Tipps für Blogger

Wieso du einen Editorial Kalender brauchst

Hast du dir einen Kaffee gemacht? Ja? Bestens, denn heute ist Freitag und somit Zeit für einen neuen Coffee & Blog – Post. Und heute nahm ich mir die Zeit, euch aufzuzeigen, wie ein Editorial Calendar für einen Blog richtige Wunder vollbringen kann und es sich lohnt, sich Gedanken darüber zu machen.

Wieso du einen Editorial Kalender brauchst | butfirstcreate.com

Letzte Woche schrieb Hannah den Post In 3 Schritten zur sinnvollen 404 Page – ein richtig interessanter Blog Post.

Wofür du einen Editorial Calendar brauchst

Zu Beginn möchte ich euch direkt die Beweggründe aufzählen, warum ich für meinen Blog but first, create! einen Editorial Calendar aufgebaut habe, ihn regelmässig pflege und warum ich mich daran halte. Anschliessend möchte ich euch dann verschiedene Möglichkeiten zeigen, wie man einen Editorial Calendar aufbaut und anschliessend mit vielen Ideen füllt.

Routine schaffen

Ich hatte bei meinem vorherigen Blog sehr oft das Problem, dass ich zwar ganz viele Ideen im Kopf hatte, aber das regelmässige Schreiben von Blog Posts irgendwie einfach nicht klappen wollte. So gab es dann eine Woche, in der vier Blog Posts online gingen und in den darauffolgenden drei Wochen veröffentlichte ich keinen einzigen. Durch das Planen von Blog Post an bestimmten und vordatierten Tagen ist es mir gelungen, dass ich öfters schreibe und die Beiträge gezielt auf mehrere Wochen verteile. So kann ich mich entscheiden, ob ich an einem Tag fünf Blog Posts schreibe und sie vordatiere, oder ob ich mich nur jeden zweiten Abend dafür hinsetze.

Mehr Organisation

Ab dem Moment, in welchem ich angefangen habe, mir die Posts auf bestimmte Tage zu planen, ist mein Blogging-Vorgang viel flüssiger. Es macht mir auch viel mehr Spass, weil ich viel weniger Stress habe und ich mich nicht mehr nerven muss, dass ich etwas vergessen habe. Ich weiss, welche Termine auf mich zukommen (wie zum Beispiel die Coffee & Blog Beiträge) und ich sehe sofort, wann irgendein Ereignis ansteht (eine Serie zu Weihnachten zum Beispiel?).

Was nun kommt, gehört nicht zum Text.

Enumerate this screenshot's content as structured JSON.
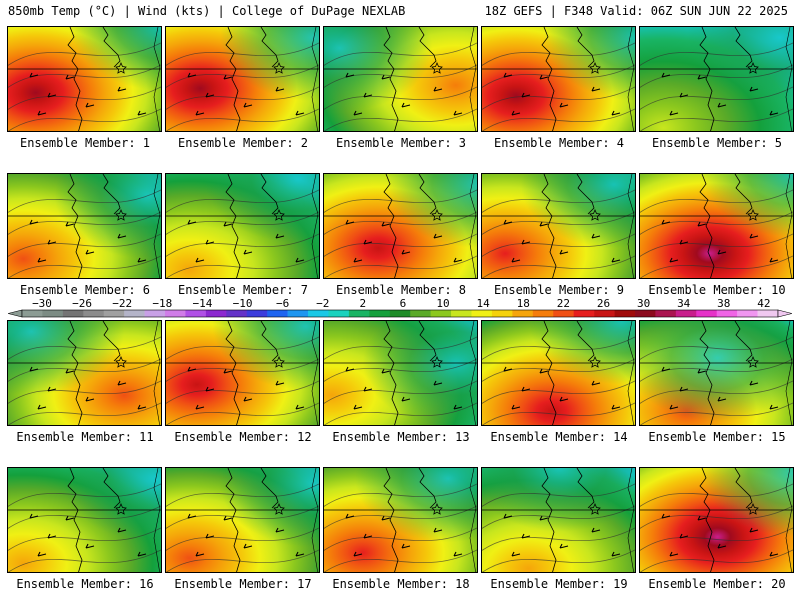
{
  "header": {
    "left": "850mb Temp (°C) | Wind (kts) | College of DuPage NEXLAB",
    "right": "18Z GEFS | F348 Valid: 06Z SUN JUN 22 2025"
  },
  "colorbar": {
    "labels": [
      "−30",
      "−26",
      "−22",
      "−18",
      "−14",
      "−10",
      "−6",
      "−2",
      "2",
      "6",
      "10",
      "14",
      "18",
      "22",
      "26",
      "30",
      "34",
      "38",
      "42"
    ],
    "colors": [
      "#8c9c94",
      "#7c8c84",
      "#747474",
      "#8c8c8c",
      "#a0a0a0",
      "#b4b4c8",
      "#c8a0e6",
      "#d07ce8",
      "#b050e6",
      "#8c28d0",
      "#6432c8",
      "#3c3cdc",
      "#1e64f0",
      "#1e96f0",
      "#19c8e6",
      "#19d2be",
      "#19b464",
      "#14a03c",
      "#1e8c28",
      "#5aaa28",
      "#8cc81e",
      "#c8e61e",
      "#f0f014",
      "#f5d20a",
      "#f5a50a",
      "#f57d0a",
      "#f05014",
      "#e61e1e",
      "#c81414",
      "#a00a0a",
      "#8c0a1e",
      "#aa1450",
      "#c81e8c",
      "#e632c8",
      "#f064e6",
      "#f096f0",
      "#f0c8f0"
    ]
  },
  "members": [
    {
      "label": "Ensemble Member: 1",
      "warm": [
        0.18,
        0.62
      ],
      "cool": [
        1.0,
        0.0
      ],
      "intensity": 0.95
    },
    {
      "label": "Ensemble Member: 2",
      "warm": [
        0.22,
        0.58
      ],
      "cool": [
        0.95,
        0.1
      ],
      "intensity": 0.9
    },
    {
      "label": "Ensemble Member: 3",
      "warm": [
        0.85,
        0.55
      ],
      "cool": [
        0.1,
        0.2
      ],
      "intensity": 0.65
    },
    {
      "label": "Ensemble Member: 4",
      "warm": [
        0.22,
        0.65
      ],
      "cool": [
        1.0,
        0.1
      ],
      "intensity": 0.9
    },
    {
      "label": "Ensemble Member: 5",
      "warm": [
        0.15,
        0.95
      ],
      "cool": [
        0.9,
        0.1
      ],
      "intensity": 0.35
    },
    {
      "label": "Ensemble Member: 6",
      "warm": [
        0.1,
        0.8
      ],
      "cool": [
        0.9,
        0.2
      ],
      "intensity": 0.7
    },
    {
      "label": "Ensemble Member: 7",
      "warm": [
        0.15,
        0.9
      ],
      "cool": [
        0.85,
        0.05
      ],
      "intensity": 0.55
    },
    {
      "label": "Ensemble Member: 8",
      "warm": [
        0.35,
        0.7
      ],
      "cool": [
        1.0,
        0.1
      ],
      "intensity": 0.85
    },
    {
      "label": "Ensemble Member: 9",
      "warm": [
        0.15,
        0.75
      ],
      "cool": [
        0.85,
        0.1
      ],
      "intensity": 0.8
    },
    {
      "label": "Ensemble Member: 10",
      "warm": [
        0.45,
        0.75
      ],
      "cool": [
        1.0,
        0.0
      ],
      "intensity": 1.0
    },
    {
      "label": "Ensemble Member: 11",
      "warm": [
        0.75,
        0.7
      ],
      "cool": [
        0.15,
        0.1
      ],
      "intensity": 0.7
    },
    {
      "label": "Ensemble Member: 12",
      "warm": [
        0.2,
        0.6
      ],
      "cool": [
        0.9,
        0.05
      ],
      "intensity": 0.85
    },
    {
      "label": "Ensemble Member: 13",
      "warm": [
        0.05,
        0.7
      ],
      "cool": [
        0.85,
        0.4
      ],
      "intensity": 0.55
    },
    {
      "label": "Ensemble Member: 14",
      "warm": [
        0.45,
        0.85
      ],
      "cool": [
        0.9,
        0.0
      ],
      "intensity": 0.85
    },
    {
      "label": "Ensemble Member: 15",
      "warm": [
        0.3,
        0.85
      ],
      "cool": [
        0.5,
        0.35
      ],
      "intensity": 0.7
    },
    {
      "label": "Ensemble Member: 16",
      "warm": [
        0.1,
        0.9
      ],
      "cool": [
        0.95,
        0.1
      ],
      "intensity": 0.6
    },
    {
      "label": "Ensemble Member: 17",
      "warm": [
        0.15,
        0.85
      ],
      "cool": [
        0.95,
        0.15
      ],
      "intensity": 0.7
    },
    {
      "label": "Ensemble Member: 18",
      "warm": [
        0.25,
        0.8
      ],
      "cool": [
        0.8,
        0.1
      ],
      "intensity": 0.75
    },
    {
      "label": "Ensemble Member: 19",
      "warm": [
        0.3,
        0.95
      ],
      "cool": [
        0.5,
        0.0
      ],
      "intensity": 0.55
    },
    {
      "label": "Ensemble Member: 20",
      "warm": [
        0.5,
        0.65
      ],
      "cool": [
        1.0,
        0.05
      ],
      "intensity": 1.0
    }
  ]
}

Wenn du einen Blog über mehrere Themen und Kategorien führst, ist es dir mit einem Editorial Calendar ganz einfach möglich darauf zu achten, dass du ein Gleichgewicht hast und keine Kategorie vergessen geht. Schon lange keinen Beauty-Post mehr geschrieben? Los, Tag vormerken!

Mehr Zeit

Du wirst mehr Zeit dafür haben, deine Beiträge zu überarbeiten und nach ein paar Tagen nochmal durchzulesen, weil du sie je nach dem nicht gleich veröffentlichen wirst. Mir war es dadurch möglich, ein paar „Reserve“-Posts zu haben, welche fix fertig sind und nur auf ein Veröffentlichsdatum warten. Warum? Es wird bestimmt irgendwann eine Woche kommen, in der ich keine Zeit haben werde, einen neuen Post zu schreiben – aber ich hab ja nun welche auf Lager.

Bevor du beginnst

Bevor du nun wie wild beginnst, deine Blog Posts für ein bestimmtes Datum zu planen, gibt es noch ein paar Fragen, die du dir beantworten solltest. So wird der ganze Prozess viel einfacher, glaub mir!

Wie oft möchtest du einen Post veröffentlichen?

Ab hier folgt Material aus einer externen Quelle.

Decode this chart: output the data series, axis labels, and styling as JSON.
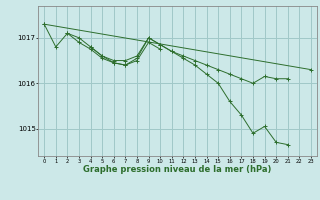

Beginnen wir wohl mit dem Wichtigsten für deinen Editorial Calendar: wie viele Beiträge möchtest du in der Woche bzw. im Monat veröffentlichen? Entscheide dich für eine Anzahl, welche für dich realistisch ist und dir nicht zu viel wird. Ein Editorial Calendar sollte dich nicht stressen, also überlege dir diese Antwort gut.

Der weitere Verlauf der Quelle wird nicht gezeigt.